Les valeurs immobilisées sous forme de stocks et en-cours divers représentent couramment de 10 à 40% du chiffre d'affaires des entreprises ; 10% et moins est une valeur faible ; au-delà de 20 à 25% cela peut commencer à poser problème en termes de trésorerie donc d'emprunts et de frais financiers. L'analyse des bilans d'entreprises permet d'avoir une connaissance des niveaux de stocks de tous types (actif circulant).
L'ensemble des frais financiers, y compris ceux liés aux emprunts à long terme pour investissements, représente fréquemment des valeurs de l'ordre de 2 à 3,5% du chiffre d'affaires dans les entreprises de mécanique.
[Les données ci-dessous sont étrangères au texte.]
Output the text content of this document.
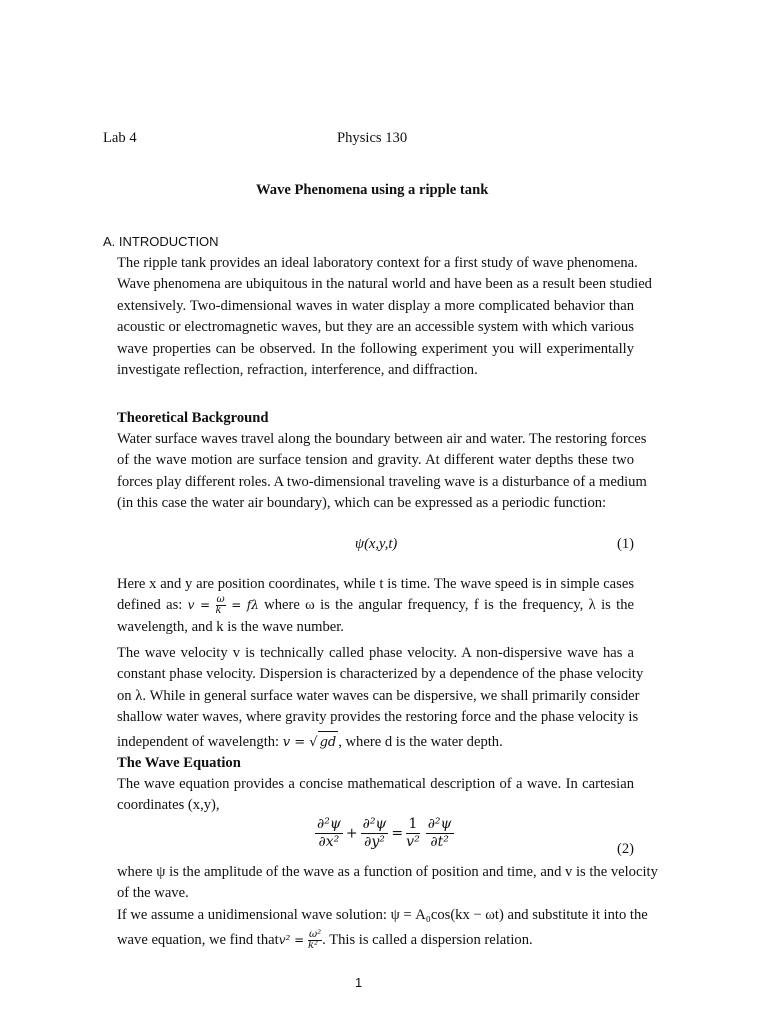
Lab 4	Physics 130
Wave Phenomena using a ripple tank
A. INTRODUCTION
The ripple tank provides an ideal laboratory context for a first study of wave phenomena.
Wave phenomena are ubiquitous in the natural world and have been as a result been studied
extensively. Two-dimensional waves in water display a more complicated behavior than
acoustic or electromagnetic waves, but they are an accessible system with which various
wave properties can be observed. In the following experiment you will experimentally
investigate reflection, refraction, interference, and diffraction.
Theoretical Background
Water surface waves travel along the boundary between air and water. The restoring forces
of the wave motion are surface tension and gravity. At different water depths these two
forces play different roles. A two-dimensional traveling wave is a disturbance of a medium
(in this case the water air boundary), which can be expressed as a periodic function:
ψ(x,y,t)	(1)
Here x and y are position coordinates, while t is time. The wave speed is in simple cases
defined as: $v = \frac{\omega}{k} = f\lambda$ where ω is the angular frequency, f is the frequency, λ is the
wavelength, and k is the wave number.
The wave velocity v is technically called phase velocity. A non-dispersive wave has a
constant phase velocity. Dispersion is characterized by a dependence of the phase velocity
on λ. While in general surface water waves can be dispersive, we shall primarily consider
shallow water waves, where gravity provides the restoring force and the phase velocity is
independent of wavelength: v = √ gd , where d is the water depth.
The Wave Equation
The wave equation provides a concise mathematical description of a wave. In cartesian
coordinates (x,y),
$\frac{\text{∂²ψ}}{\text{∂x²}} + \frac{\text{∂²ψ}}{\text{∂y²}} = \frac{1}{\text{v²}} \frac{\text{∂²ψ}}{\text{∂t²}}$	(2)
where ψ is the amplitude of the wave as a function of position and time, and v is the velocity
of the wave.
If we assume a unidimensional wave solution: ψ = A₀cos(kx − ωt) and substitute it into the
wave equation, we find thatv² = $\frac{\text{ω²}}{\text{k²}}$ . This is called a dispersion relation.
1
Parallèlement ces entreprises font des bénéfices nets après impôts qui dépassent rarement 3% de leur chiffre d'affaires et qui le plus souvent sont compris entre 1 et 3%, Les frais financiers sont donc d'un ordre de grandeur comparable à celui des résultats nets. Par conséquent toutes actions, et c'est l'objet de la Production au plus juste, qui visent à accélérer les flux, à réduire les stocks et les en-cours sont susceptibles d'engendrer des gains significatifs au niveau des résultats nets des entreprises.